Select the added color rule to further customize the applicable range or values, color, and legend text.
Go to the Text tab of the column properties to see text-related properties of the column.
Under ROWS, the Text property is read-only and indicates what data this column is connected to. You can use the Header Text property to change the text displayed in the column header. This property supports regular text, as well as hierarchy keywords, such as [Product], to refer to a hierarchy placed on Columns in the metric set.
If you want to change the text displayed in the cells of this table column, use the Custom Text property. By default, this property is unset, which means it will display the data connected to this column. You can use a placeholder keyword consisting of the data element name and optional format string (see Display date only on column instead of date/time for an example). For information on keywords, see the Formatting Text article.
5.15.5. HTML formatting
If your data contains HTML tags, which you want to apply for formatting rather than display as text, in the Text tab of the column properties tick the Allow HTML Formatting property.
5.15.6. Custom groups
Go to the Text tab of the column properties and indicate a Group Text to create a custom group with the provided header.
Add the same Group Text to other columns to group them together.
Scroll down to the Group Header Style section to customize the text in the group header.
Go to the Look tab of the column properties to customize the look of the group header.

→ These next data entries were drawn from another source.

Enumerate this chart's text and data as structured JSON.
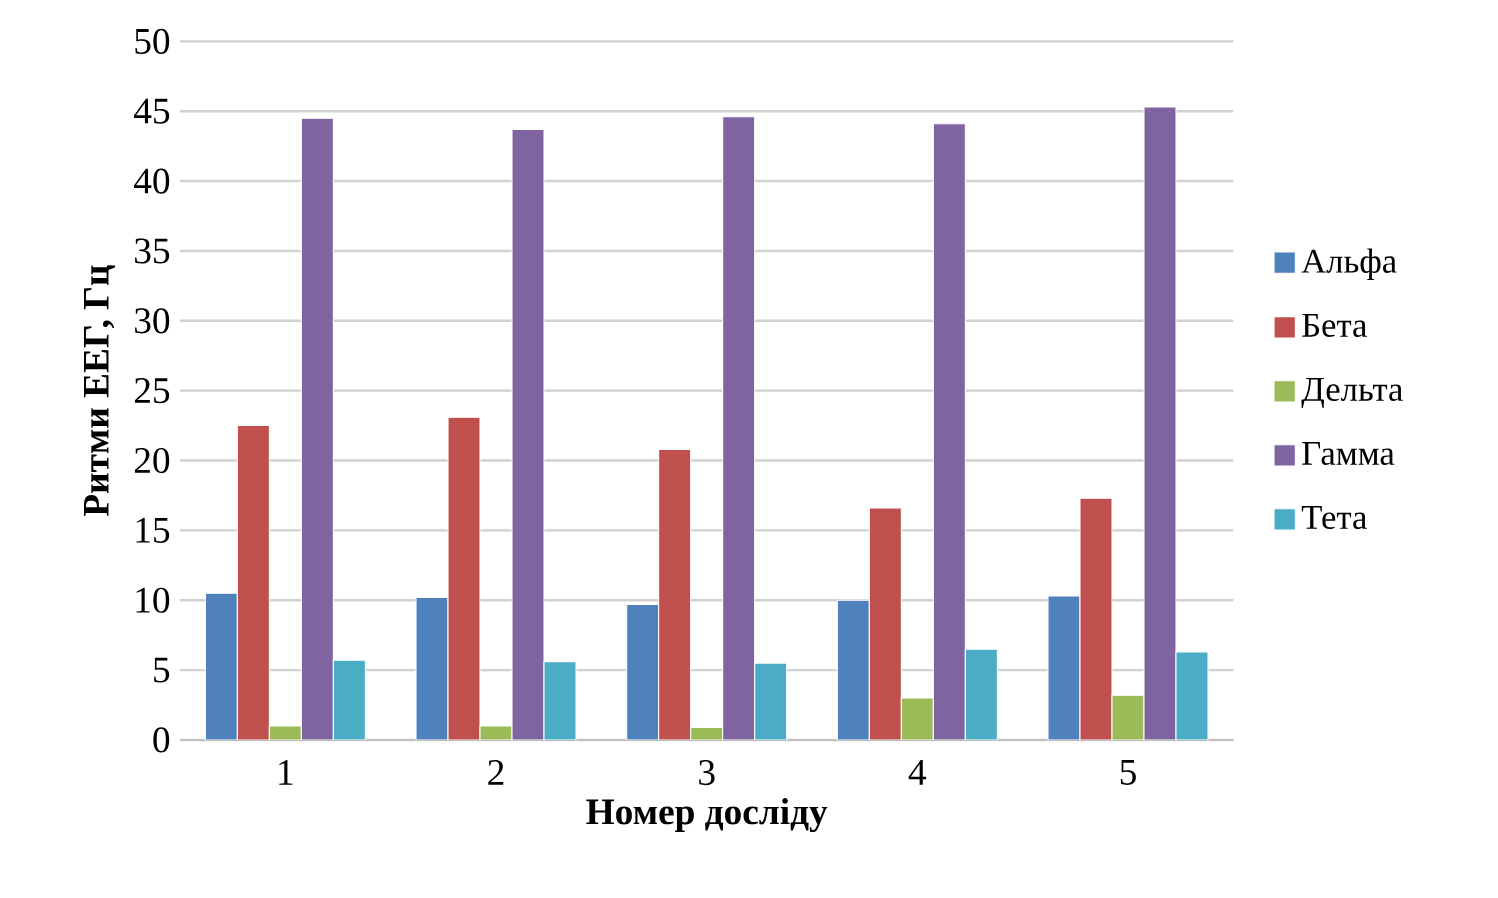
{
  "chart_data": {
    "type": "bar",
    "xlabel": "Номер досліду",
    "ylabel": "Ритми ЕЕГ, Гц",
    "categories": [
      "1",
      "2",
      "3",
      "4",
      "5"
    ],
    "series": [
      {
        "name": "Альфа",
        "color": "#4f81bd",
        "values": [
          10.5,
          10.2,
          9.7,
          10.0,
          10.3
        ]
      },
      {
        "name": "Бета",
        "color": "#c0504d",
        "values": [
          22.5,
          23.1,
          20.8,
          16.6,
          17.3
        ]
      },
      {
        "name": "Дельта",
        "color": "#9bbb59",
        "values": [
          1.0,
          1.0,
          0.9,
          3.0,
          3.2
        ]
      },
      {
        "name": "Гамма",
        "color": "#8064a2",
        "values": [
          44.5,
          43.7,
          44.6,
          44.1,
          45.3
        ]
      },
      {
        "name": "Тета",
        "color": "#4bacc6",
        "values": [
          5.7,
          5.6,
          5.5,
          6.5,
          6.3
        ]
      }
    ],
    "ylim": [
      0,
      50
    ],
    "yticks": [
      0,
      5,
      10,
      15,
      20,
      25,
      30,
      35,
      40,
      45,
      50
    ],
    "grid": "y",
    "legend": "right"
  }
}
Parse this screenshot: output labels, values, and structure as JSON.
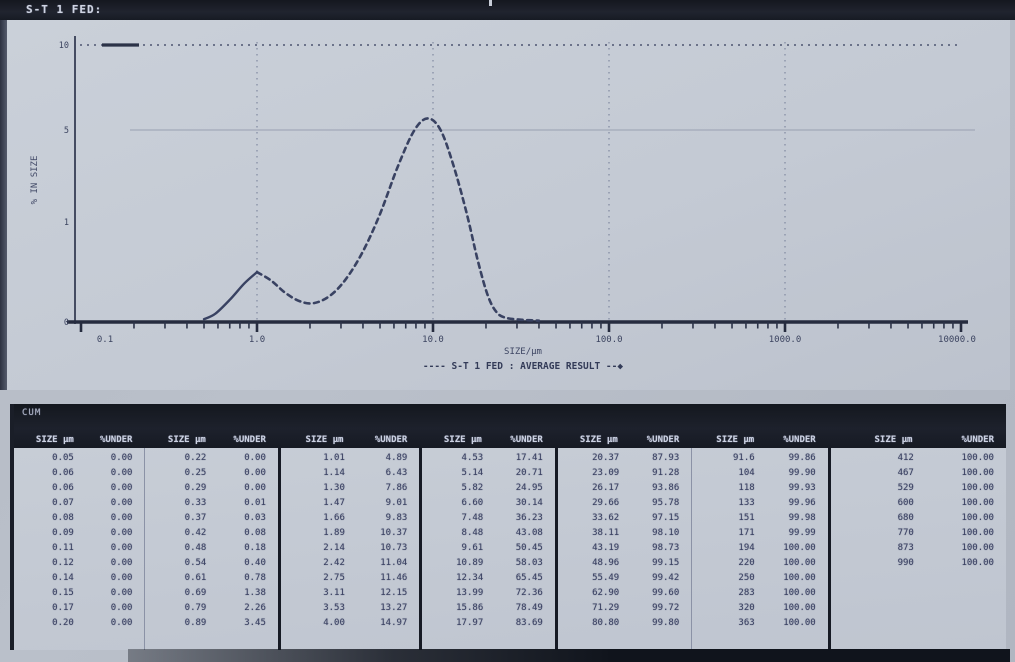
{
  "title_bar": {
    "label": "S-T 1 FED:"
  },
  "chart": {
    "y_axis_label": "% IN SIZE",
    "y_ticks": [
      "10",
      "5",
      "1",
      "0"
    ],
    "x_ticks": [
      "0.1",
      "1.0",
      "10.0",
      "100.0",
      "1000.0",
      "10000.0"
    ],
    "x_caption": "SIZE/µm",
    "legend": "---- S-T 1 FED : AVERAGE RESULT --◆"
  },
  "chart_data": {
    "type": "line",
    "title": "S-T 1 FED:",
    "xlabel": "SIZE/µm",
    "ylabel": "% IN SIZE",
    "x_scale": "log",
    "xlim": [
      0.1,
      10000
    ],
    "ylim": [
      0,
      10
    ],
    "grid": true,
    "line_style": "dashed",
    "legend_position": "bottom",
    "series": [
      {
        "name": "AVERAGE RESULT",
        "points_um_pct": [
          [
            0.5,
            0.1
          ],
          [
            0.58,
            0.3
          ],
          [
            0.7,
            0.8
          ],
          [
            0.85,
            1.4
          ],
          [
            1.0,
            1.8
          ],
          [
            1.2,
            1.5
          ],
          [
            1.45,
            1.05
          ],
          [
            1.75,
            0.75
          ],
          [
            2.1,
            0.68
          ],
          [
            2.6,
            0.95
          ],
          [
            3.2,
            1.55
          ],
          [
            4.0,
            2.55
          ],
          [
            5.0,
            3.9
          ],
          [
            6.3,
            5.6
          ],
          [
            7.8,
            6.9
          ],
          [
            9.3,
            7.35
          ],
          [
            11.0,
            6.95
          ],
          [
            13.0,
            5.7
          ],
          [
            15.5,
            3.95
          ],
          [
            18.0,
            2.2
          ],
          [
            20.5,
            0.95
          ],
          [
            23.0,
            0.35
          ],
          [
            26.0,
            0.15
          ],
          [
            32.0,
            0.08
          ],
          [
            40.0,
            0.05
          ]
        ]
      }
    ]
  },
  "table": {
    "title": "CUM",
    "column_headers": [
      "SIZE µm",
      "%UNDER"
    ],
    "groups": [
      {
        "rows": [
          [
            "0.05",
            "0.00"
          ],
          [
            "0.06",
            "0.00"
          ],
          [
            "0.06",
            "0.00"
          ],
          [
            "0.07",
            "0.00"
          ],
          [
            "0.08",
            "0.00"
          ],
          [
            "0.09",
            "0.00"
          ],
          [
            "0.11",
            "0.00"
          ],
          [
            "0.12",
            "0.00"
          ],
          [
            "0.14",
            "0.00"
          ],
          [
            "0.15",
            "0.00"
          ],
          [
            "0.17",
            "0.00"
          ],
          [
            "0.20",
            "0.00"
          ]
        ]
      },
      {
        "rows": [
          [
            "0.22",
            "0.00"
          ],
          [
            "0.25",
            "0.00"
          ],
          [
            "0.29",
            "0.00"
          ],
          [
            "0.33",
            "0.01"
          ],
          [
            "0.37",
            "0.03"
          ],
          [
            "0.42",
            "0.08"
          ],
          [
            "0.48",
            "0.18"
          ],
          [
            "0.54",
            "0.40"
          ],
          [
            "0.61",
            "0.78"
          ],
          [
            "0.69",
            "1.38"
          ],
          [
            "0.79",
            "2.26"
          ],
          [
            "0.89",
            "3.45"
          ]
        ]
      },
      {
        "rows": [
          [
            "1.01",
            "4.89"
          ],
          [
            "1.14",
            "6.43"
          ],
          [
            "1.30",
            "7.86"
          ],
          [
            "1.47",
            "9.01"
          ],
          [
            "1.66",
            "9.83"
          ],
          [
            "1.89",
            "10.37"
          ],
          [
            "2.14",
            "10.73"
          ],
          [
            "2.42",
            "11.04"
          ],
          [
            "2.75",
            "11.46"
          ],
          [
            "3.11",
            "12.15"
          ],
          [
            "3.53",
            "13.27"
          ],
          [
            "4.00",
            "14.97"
          ]
        ]
      },
      {
        "rows": [
          [
            "4.53",
            "17.41"
          ],
          [
            "5.14",
            "20.71"
          ],
          [
            "5.82",
            "24.95"
          ],
          [
            "6.60",
            "30.14"
          ],
          [
            "7.48",
            "36.23"
          ],
          [
            "8.48",
            "43.08"
          ],
          [
            "9.61",
            "50.45"
          ],
          [
            "10.89",
            "58.03"
          ],
          [
            "12.34",
            "65.45"
          ],
          [
            "13.99",
            "72.36"
          ],
          [
            "15.86",
            "78.49"
          ],
          [
            "17.97",
            "83.69"
          ]
        ]
      },
      {
        "rows": [
          [
            "20.37",
            "87.93"
          ],
          [
            "23.09",
            "91.28"
          ],
          [
            "26.17",
            "93.86"
          ],
          [
            "29.66",
            "95.78"
          ],
          [
            "33.62",
            "97.15"
          ],
          [
            "38.11",
            "98.10"
          ],
          [
            "43.19",
            "98.73"
          ],
          [
            "48.96",
            "99.15"
          ],
          [
            "55.49",
            "99.42"
          ],
          [
            "62.90",
            "99.60"
          ],
          [
            "71.29",
            "99.72"
          ],
          [
            "80.80",
            "99.80"
          ]
        ]
      },
      {
        "rows": [
          [
            "91.6",
            "99.86"
          ],
          [
            "104",
            "99.90"
          ],
          [
            "118",
            "99.93"
          ],
          [
            "133",
            "99.96"
          ],
          [
            "151",
            "99.98"
          ],
          [
            "171",
            "99.99"
          ],
          [
            "194",
            "100.00"
          ],
          [
            "220",
            "100.00"
          ],
          [
            "250",
            "100.00"
          ],
          [
            "283",
            "100.00"
          ],
          [
            "320",
            "100.00"
          ],
          [
            "363",
            "100.00"
          ]
        ]
      },
      {
        "rows": [
          [
            "412",
            "100.00"
          ],
          [
            "467",
            "100.00"
          ],
          [
            "529",
            "100.00"
          ],
          [
            "600",
            "100.00"
          ],
          [
            "680",
            "100.00"
          ],
          [
            "770",
            "100.00"
          ],
          [
            "873",
            "100.00"
          ],
          [
            "990",
            "100.00"
          ]
        ]
      }
    ]
  },
  "colors": {
    "paper": "#c6ccd5",
    "ink": "#39415c",
    "bar_black": "#171b24",
    "grid": "#7e87a0"
  }
}
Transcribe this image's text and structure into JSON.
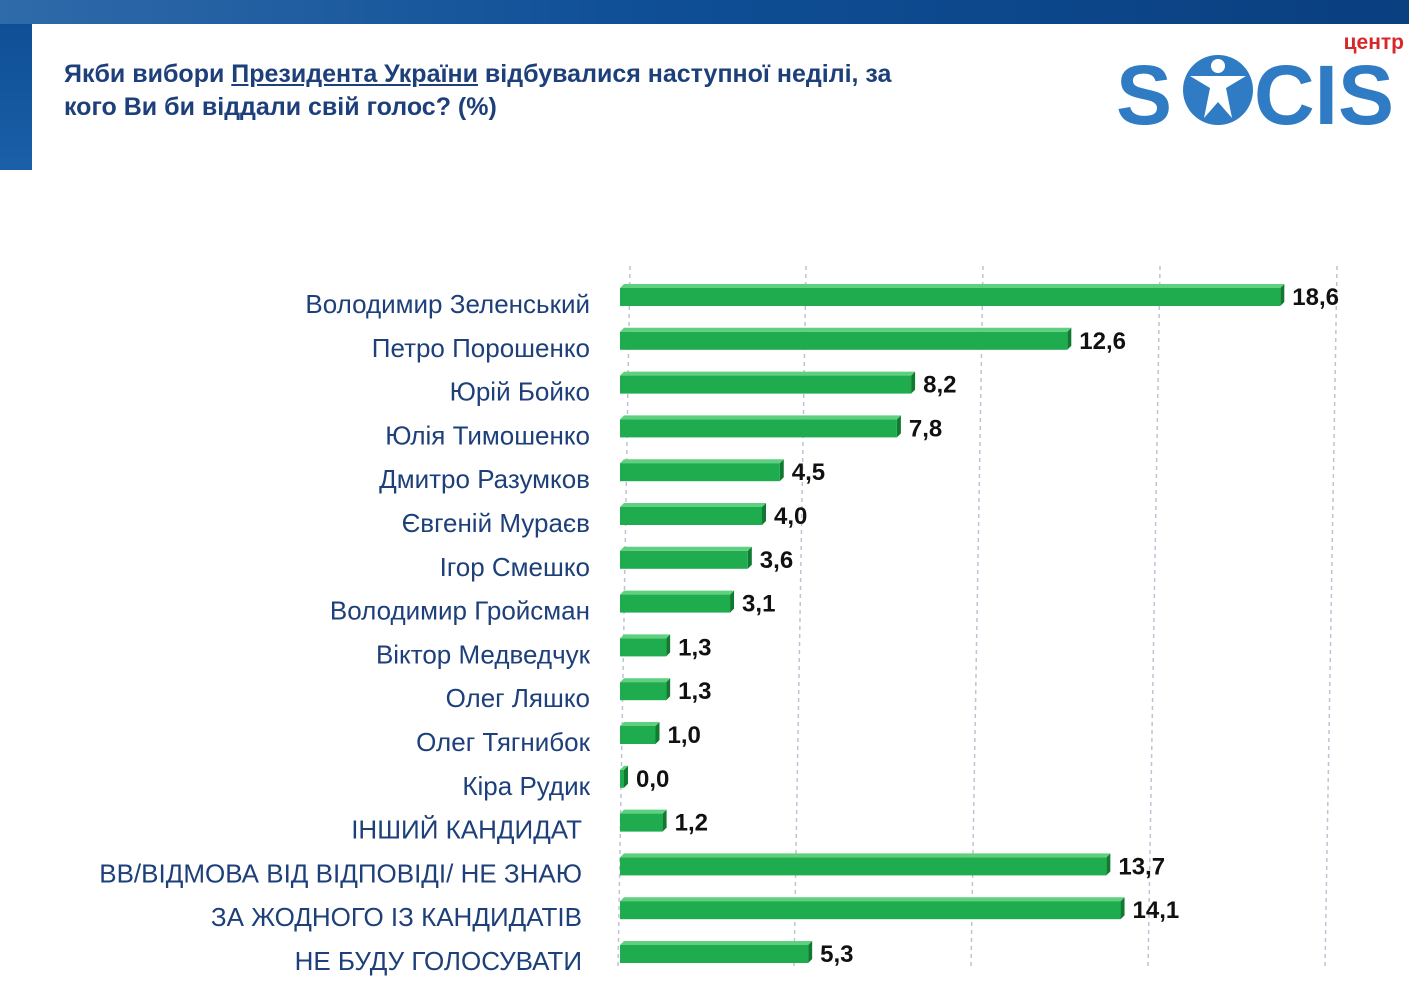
{
  "header": {
    "title_part1": "Якби вибори ",
    "title_underlined": "Президента України",
    "title_part2": " відбувалися наступної неділі, за",
    "title_line2": "кого Ви би віддали свій голос? (%)"
  },
  "logo": {
    "small_text": "центр",
    "main_left": "S",
    "main_right": "CIS",
    "icon": "person-star-icon"
  },
  "colors": {
    "bar": "#1fac4f",
    "bar_dark": "#0f7a30",
    "label": "#1d3f7a",
    "value": "#111111",
    "logo_blue": "#2f7bc4",
    "logo_red": "#d62828",
    "grid": "#b9c4d4"
  },
  "chart_data": {
    "type": "bar",
    "orientation": "horizontal",
    "grid": true,
    "categories": [
      "Володимир Зеленський",
      "Петро Порошенко",
      "Юрій Бойко",
      "Юлія Тимошенко",
      "Дмитро Разумков",
      "Євгеній Мураєв",
      "Ігор Смешко",
      "Володимир Гройсман",
      "Віктор Медведчук",
      "Олег Ляшко",
      "Олег Тягнибок",
      "Кіра Рудик",
      "ІНШИЙ КАНДИДАТ",
      "ВВ/ВІДМОВА ВІД ВІДПОВІДІ/ НЕ ЗНАЮ",
      "ЗА ЖОДНОГО ІЗ КАНДИДАТІВ",
      "НЕ БУДУ ГОЛОСУВАТИ"
    ],
    "values": [
      18.6,
      12.6,
      8.2,
      7.8,
      4.5,
      4.0,
      3.6,
      3.1,
      1.3,
      1.3,
      1.0,
      0.0,
      1.2,
      13.7,
      14.1,
      5.3
    ],
    "value_labels": [
      "18,6",
      "12,6",
      "8,2",
      "7,8",
      "4,5",
      "4,0",
      "3,6",
      "3,1",
      "1,3",
      "1,3",
      "1,0",
      "0,0",
      "1,2",
      "13,7",
      "14,1",
      "5,3"
    ],
    "xlim": [
      0,
      20
    ]
  }
}
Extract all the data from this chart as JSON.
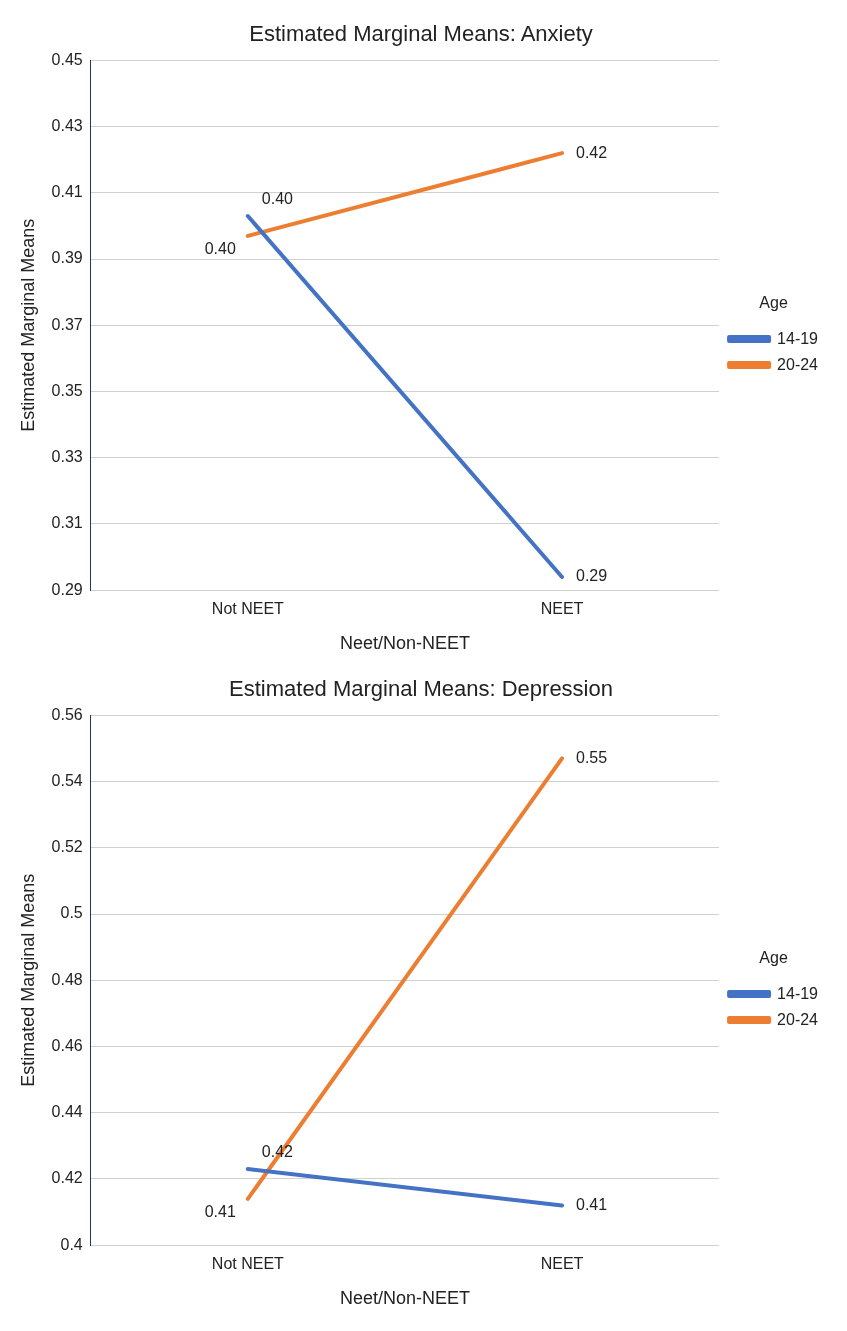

When you hover over a table cell in View mode, a tooltip appears which shows the hierarchy and measure values associated with that cell/data point. You can customize the text of this tooltip as follows.
Go to the Text tab of the column properties to see the Tooltip property, which contains regular text and placeholders or keywords for inserting measure and hierarchy values.
5.16. Total rows
To change the appearance of rows containing totals, go to the Look section of the table properties and use the following links:
- Total Row Style (Headers) - change the appearance of the row header cells in rows containing the grand total and subtotals.
- Total Row Style (Rows) - change the appearance of column cells in rows containing the grand total and subtotals.
- Grand Total Row Style - change the appearance of the whole row containing the grand total. These properties take precedence over any setting in the above two links.
5.16.1. Freeze total rows
Use the Freeze Total Rows property from the Main properties section to display the grand total and subtotals at the edge of the table, even when scrolled out of view.
5.16.2. Show totals at bottom
By default, a table displays totals at the top. Use Show Totals At Bottom property from the Main properties section to display the totals at the bottom instead.